D’une manière générale, la psychiatrie positiviste de la fin du XIXe siècle, marquée par l’idée de déterminisme biologique, renoue avec une idée médiévale de la folie et du carnaval comme exutoire. Selon Erasme, tous les hommes sans exception sont dévorés par le démon de la chair, vice auquel il donne le nom savant de '“philautie” - non seulement les fous au sens clinique, mais aussi le clergé, le pape, les rois, les médecins, les savants…
« Comme toutes les religions, le christianisme a compris que le renversement des valeurs était à la base de la quête du salut et que la « folie » était donc une voie non pas accessoire, mais nécessaire pour atteindre à la sainteté. », écrivent encore les commissaires.
La proposition est ici quasiment ésotérique ; on se demande ce que peut bien vouloir dire « comme toutes les religions » ? Pourrait-on calculer le PGCD des religions ? Nos commissaires semblent ici inventer de toutes pièces un christianisme dont Emmanuel Macron, plutôt que Jésus-Christ, serait le représentant sur terre.
La pièce manquante
Shakespeare inspire même des scénarios de bande dessinée. « La Pièce manquante » par Jean Harambat (éd. Dargaud, 2023) brode en effet autour du thème d’une pièce de Shakespeare, dont le livret aurait été perdu ; il semble que cette pièce a été jouée à la cour du roi Jacques Ier.
Il y a de quoi fantasmer (la bd fait plus de cent-cinquante pages), puisque la pièce a pour titre le nom d’un personnage secondaire de « Don Quichotte », Cardenio. Sh. fut lecteur de Cervantès, son contemporain, et non l’inverse. Comme Cervantès, le tragédien britannique a beaucoup contribué à démoder le genre épique, encore apprécié au début du XVIIe siècle.
Jean Harambat, qui s’est inspiré de divers essais sur Shakespeare et Cervantès, montre que Don Quichotte et Falstaff sont cousins. Falstaff est postérieur mais n’est pas un plagiat, car pas un personnage d’imbécile qui vit dans ses rêves, contrairement à l’hidalgo castillan (Falstaff est aussi rabelaisien).
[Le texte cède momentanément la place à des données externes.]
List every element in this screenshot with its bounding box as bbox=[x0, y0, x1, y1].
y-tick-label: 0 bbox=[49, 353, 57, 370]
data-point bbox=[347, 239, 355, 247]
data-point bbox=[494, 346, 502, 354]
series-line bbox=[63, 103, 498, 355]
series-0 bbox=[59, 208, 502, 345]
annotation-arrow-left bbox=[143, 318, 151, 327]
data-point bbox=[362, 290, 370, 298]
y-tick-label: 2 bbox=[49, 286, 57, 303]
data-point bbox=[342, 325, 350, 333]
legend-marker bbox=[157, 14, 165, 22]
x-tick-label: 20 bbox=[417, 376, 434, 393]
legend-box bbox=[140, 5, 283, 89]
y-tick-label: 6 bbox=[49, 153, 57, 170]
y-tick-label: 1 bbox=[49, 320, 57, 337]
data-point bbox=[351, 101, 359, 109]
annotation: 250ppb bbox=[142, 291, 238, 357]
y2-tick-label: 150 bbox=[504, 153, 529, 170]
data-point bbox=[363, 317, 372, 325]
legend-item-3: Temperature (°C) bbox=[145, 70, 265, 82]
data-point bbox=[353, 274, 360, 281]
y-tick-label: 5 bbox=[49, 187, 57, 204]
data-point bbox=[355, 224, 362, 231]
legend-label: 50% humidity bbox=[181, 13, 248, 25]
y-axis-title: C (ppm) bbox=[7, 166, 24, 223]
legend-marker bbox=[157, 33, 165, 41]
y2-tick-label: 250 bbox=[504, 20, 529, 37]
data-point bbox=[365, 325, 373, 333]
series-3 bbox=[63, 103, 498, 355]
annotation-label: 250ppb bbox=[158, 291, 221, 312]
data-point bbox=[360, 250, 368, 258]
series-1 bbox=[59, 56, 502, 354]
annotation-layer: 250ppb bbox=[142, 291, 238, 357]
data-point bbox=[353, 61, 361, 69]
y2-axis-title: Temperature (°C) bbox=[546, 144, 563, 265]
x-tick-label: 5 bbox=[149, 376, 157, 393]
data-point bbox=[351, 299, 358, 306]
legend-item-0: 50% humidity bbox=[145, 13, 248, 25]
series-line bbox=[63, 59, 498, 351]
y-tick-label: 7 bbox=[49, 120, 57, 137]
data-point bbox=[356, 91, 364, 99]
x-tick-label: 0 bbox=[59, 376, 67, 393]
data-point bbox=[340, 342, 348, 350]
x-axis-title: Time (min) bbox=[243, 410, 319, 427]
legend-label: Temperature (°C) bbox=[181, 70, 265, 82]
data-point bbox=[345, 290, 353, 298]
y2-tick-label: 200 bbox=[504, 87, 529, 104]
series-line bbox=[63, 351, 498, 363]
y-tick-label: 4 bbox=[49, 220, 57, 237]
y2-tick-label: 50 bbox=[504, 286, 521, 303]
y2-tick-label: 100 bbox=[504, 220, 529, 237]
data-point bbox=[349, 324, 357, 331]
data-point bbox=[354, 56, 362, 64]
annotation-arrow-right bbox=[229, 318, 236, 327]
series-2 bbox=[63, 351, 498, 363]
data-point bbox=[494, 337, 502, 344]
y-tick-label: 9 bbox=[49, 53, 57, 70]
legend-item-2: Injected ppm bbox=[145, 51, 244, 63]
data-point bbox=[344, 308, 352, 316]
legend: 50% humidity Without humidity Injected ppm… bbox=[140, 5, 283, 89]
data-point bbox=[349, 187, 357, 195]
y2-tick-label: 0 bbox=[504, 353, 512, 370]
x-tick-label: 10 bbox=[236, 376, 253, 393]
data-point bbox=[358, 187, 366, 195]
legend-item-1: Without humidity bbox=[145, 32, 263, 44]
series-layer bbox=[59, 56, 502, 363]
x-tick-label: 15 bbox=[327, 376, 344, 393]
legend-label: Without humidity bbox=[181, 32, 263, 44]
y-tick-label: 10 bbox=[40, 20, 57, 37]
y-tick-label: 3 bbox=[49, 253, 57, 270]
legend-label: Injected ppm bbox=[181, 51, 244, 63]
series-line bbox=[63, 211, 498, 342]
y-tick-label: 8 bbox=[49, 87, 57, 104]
Le scénario de J. Harambat est un peu débridé, puisqu’il fait de David Garrick (1717-1779), le célèbre acteur d’origine française, qui relança le théâtre de Shakespeare au XVIIIe siècle, après l’éclipse due à la révolution, l’un des personnages principaux de cette chasse au trésor littéraire – ainsi que Peg Woffington, une actrice irlandaise ; cette dernière était tombée dans l’oubli contrairement à Garrick car… elle ne joua jamais du Shakespeare.
J. Harambat présente comme un progrès l’autorisation obtenue par les femmes d’interpréter des rôles au théâtre à partir du XVIIIe siècle. Outre que le progrès est discutable sur le plan strictement théâtral (Sh. souligne que tout n’est qu’illusion au théâtre, y compris l’identité sexuelle), il ne faut pas oublier que cette autorisation des femmes va de pair avec les abus sexuels et viols qui sont monnaie courante depuis, dans le milieu du théâtre comme dans le milieu du cinéma.
Les femmes pouvaient aussi bien interpréter des rôles d’hommes, au XVIIIe siècle, ce que Peg Woffington fit souvent : c’était pour lui faire porter des pantalons (moulants) et que le public masculin puisse ainsi se rincer l’œil.
par F. Vallotton.
Vallotton pas mort !
La caricature ci-dessus du nouveau Garde des Sceaux Didier Migaud par Félix Vallotton prouve que, contrairement à ce qu’on enseigne en cours d’Education civique, « l’antiparlementarisme » n’est nullement une spécialité de l’extrême-droite. Vallotton (1865-1925) était « anarchiste », ce qui signifiait en son temps à peu près « opposé à la République bourgeoise ».
L’Histoire s’oppose décidément à l’Education civique, matière à peu près aussi sérieuse que le droit international des nations.